How is 35mm for street? Should I also consider 55-200mm in street?


----------



## sujoyp (Mar 22, 2014)

I wont recommend a 35mm for streets ...yes you can consider a 55-200mm for street photography as you can zoom from a distance so you wont disturb anyone...it can do nice blurred background


----------



## Dr. House (Mar 22, 2014)

So basically what is the main purpose of a 35mm lens that is becoming very popular nowadays?


----------



## sujoyp (Mar 22, 2014)

35mm is said to have 50mm fov for cropped sensor...which is the fov of our eyes...thats what we see..the area under focus....the reason 50mm was famous in old days coz all slr had full frame FOV ...but in our cropped sensor days 35mm is correct one.


----------



## Dr. House (Mar 22, 2014)

Is my D5100 have a cropped sensor? If yes I think I should go with a 35mm then.


----------



## sujoyp (Mar 22, 2014)

yes D5100 have cropped sensor ...you can get 35mm and it will surely help you in fashion photography too


----------



## Dr. House (Mar 22, 2014)

for street with 35mm I will manage by going little bit closer.


----------



## sujoyp (Mar 22, 2014)

yaah f1.8 created a very nice blurred background....its good for street


----------



## Dr.
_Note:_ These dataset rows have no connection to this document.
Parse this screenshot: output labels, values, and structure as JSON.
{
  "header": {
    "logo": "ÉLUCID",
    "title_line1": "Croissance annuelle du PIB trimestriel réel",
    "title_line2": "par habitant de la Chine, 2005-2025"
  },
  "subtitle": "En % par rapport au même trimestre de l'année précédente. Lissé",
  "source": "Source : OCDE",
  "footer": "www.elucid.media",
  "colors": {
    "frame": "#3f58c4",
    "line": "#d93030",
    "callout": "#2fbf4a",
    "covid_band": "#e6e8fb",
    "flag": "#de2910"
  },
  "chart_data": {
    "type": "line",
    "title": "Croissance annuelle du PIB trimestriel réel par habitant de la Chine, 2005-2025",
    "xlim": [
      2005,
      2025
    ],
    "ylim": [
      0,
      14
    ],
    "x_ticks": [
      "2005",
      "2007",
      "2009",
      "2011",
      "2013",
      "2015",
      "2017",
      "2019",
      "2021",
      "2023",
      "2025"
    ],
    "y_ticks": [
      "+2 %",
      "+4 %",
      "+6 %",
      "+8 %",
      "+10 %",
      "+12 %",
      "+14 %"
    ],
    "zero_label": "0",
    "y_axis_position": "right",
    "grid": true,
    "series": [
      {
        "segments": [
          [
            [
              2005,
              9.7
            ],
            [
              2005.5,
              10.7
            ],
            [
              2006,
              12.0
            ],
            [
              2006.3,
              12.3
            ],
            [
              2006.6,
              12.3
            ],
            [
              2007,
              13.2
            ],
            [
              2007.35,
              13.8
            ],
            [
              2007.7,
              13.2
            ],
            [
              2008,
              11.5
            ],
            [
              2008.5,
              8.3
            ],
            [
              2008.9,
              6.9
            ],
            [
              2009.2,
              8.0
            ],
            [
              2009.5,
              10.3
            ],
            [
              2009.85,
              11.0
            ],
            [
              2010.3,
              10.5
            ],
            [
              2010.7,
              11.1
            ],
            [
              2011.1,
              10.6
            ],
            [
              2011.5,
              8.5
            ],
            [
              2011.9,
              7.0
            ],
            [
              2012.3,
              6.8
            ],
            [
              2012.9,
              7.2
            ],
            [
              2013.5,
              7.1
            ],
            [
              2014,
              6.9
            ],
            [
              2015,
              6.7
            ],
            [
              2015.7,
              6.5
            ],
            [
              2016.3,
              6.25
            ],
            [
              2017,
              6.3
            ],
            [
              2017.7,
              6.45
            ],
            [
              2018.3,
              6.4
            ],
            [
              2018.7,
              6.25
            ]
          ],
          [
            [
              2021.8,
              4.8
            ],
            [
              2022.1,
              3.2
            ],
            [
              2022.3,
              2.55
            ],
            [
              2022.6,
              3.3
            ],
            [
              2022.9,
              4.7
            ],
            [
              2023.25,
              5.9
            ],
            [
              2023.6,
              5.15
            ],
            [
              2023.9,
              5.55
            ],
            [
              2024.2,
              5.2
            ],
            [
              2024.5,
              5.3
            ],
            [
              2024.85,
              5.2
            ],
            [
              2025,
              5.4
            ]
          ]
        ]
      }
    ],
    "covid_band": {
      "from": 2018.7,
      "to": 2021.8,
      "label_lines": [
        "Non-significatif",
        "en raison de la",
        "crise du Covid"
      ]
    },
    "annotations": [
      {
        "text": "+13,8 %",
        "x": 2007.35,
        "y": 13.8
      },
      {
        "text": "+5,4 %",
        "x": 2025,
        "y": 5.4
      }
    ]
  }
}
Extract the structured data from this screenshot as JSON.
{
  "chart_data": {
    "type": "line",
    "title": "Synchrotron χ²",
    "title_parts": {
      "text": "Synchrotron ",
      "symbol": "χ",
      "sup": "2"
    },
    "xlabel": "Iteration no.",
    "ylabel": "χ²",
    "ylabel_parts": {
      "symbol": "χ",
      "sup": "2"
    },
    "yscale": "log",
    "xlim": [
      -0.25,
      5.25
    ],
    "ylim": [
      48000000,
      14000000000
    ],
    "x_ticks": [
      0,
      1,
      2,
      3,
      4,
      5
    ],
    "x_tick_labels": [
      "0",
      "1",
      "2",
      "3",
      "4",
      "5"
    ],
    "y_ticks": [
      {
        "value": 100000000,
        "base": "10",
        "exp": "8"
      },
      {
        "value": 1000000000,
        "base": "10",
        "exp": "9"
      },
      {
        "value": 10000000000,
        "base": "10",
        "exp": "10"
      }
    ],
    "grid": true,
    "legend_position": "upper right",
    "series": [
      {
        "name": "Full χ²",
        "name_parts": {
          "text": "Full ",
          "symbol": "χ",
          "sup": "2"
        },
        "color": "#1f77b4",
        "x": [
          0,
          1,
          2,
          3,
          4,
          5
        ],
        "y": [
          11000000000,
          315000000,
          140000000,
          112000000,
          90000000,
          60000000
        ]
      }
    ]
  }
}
House (Mar 22, 2014)

How is 35mm for event/party photography?
Is there any better deal than this Nikon AF-S DX NIKKOR 35 mm f/1.8G Lens - Nikon: Flipkart.com


----------



## sujoyp (Mar 22, 2014)

you can get it for 8000 at snapdeal

use the promocode to get 5% discount
Nikon 35 mm f/ 1.8 G AF-S DX Lens (DX Format) - Buy Online @ Rs.8490/- | Snapdeal


----------



## nac (Mar 22, 2014)

Sujoy, The 50mm you have is D or G lens or old lens from Film era  I might have mentioned before, I don't remember now.. poor memory


----------



## Dr. House (Mar 22, 2014)

Thanks! How is 35mm for event?


----------



## sujoyp (Mar 22, 2014)

my 50mm is Nikon AF 50mm 1.8 (Non-D) and the 55mm micro is from film era

@house 35mm is good for events like birthday or marrige...but not road shows or music events


----------



## Dr. House (Mar 22, 2014)

Yeah! ofc I mean for nearby images. Thanks again


----------



## Dr. House (Mar 30, 2014)

Arranged money now. I'm gonna order 35mm f/1.8 as soon as possible.
I found out it is also great for street photography, it's an overall multipurpose camera.
[YOUTUBE]X17Tba_azxQ[/YOUTUBE]

- - - Updated - - -

One of my friend made me confuse by telling me 50mm will have sharper and will have better depth of field. 
35mm is a bit worse than 50mm in terms of image quality and performance.


----------



## nac (Mar 30, 2014)

See... sujoy likes when you're confused


----------



## Dr. House (Mar 31, 2014)

nac said:


> See... sujoy likes when you're confused



No, he liked the video that I posted yesterday. I updated my confusion today at noon. 

- - - Updated - - -

Maybe because it's quite difficult to decide lens online without using them in hands.


----------



## sujoyp (Mar 31, 2014)

bro just take out your 18-55 ...put it on 35mm and shoot for sometime ...then put it on 50mm and shoot ...see which one you like better ...and about optics...its just like 35mm is 9.5 and 50mm is 10 thats all ...there is no big difference...if you are still confused check flickr for images taken by them


----------



## Dr. House (Apr 18, 2014)

35mm is really awesome. It is sharp and gives heavy bokeh.


----------



## sujoyp (Apr 18, 2014)

thats great news...share some pics bro


----------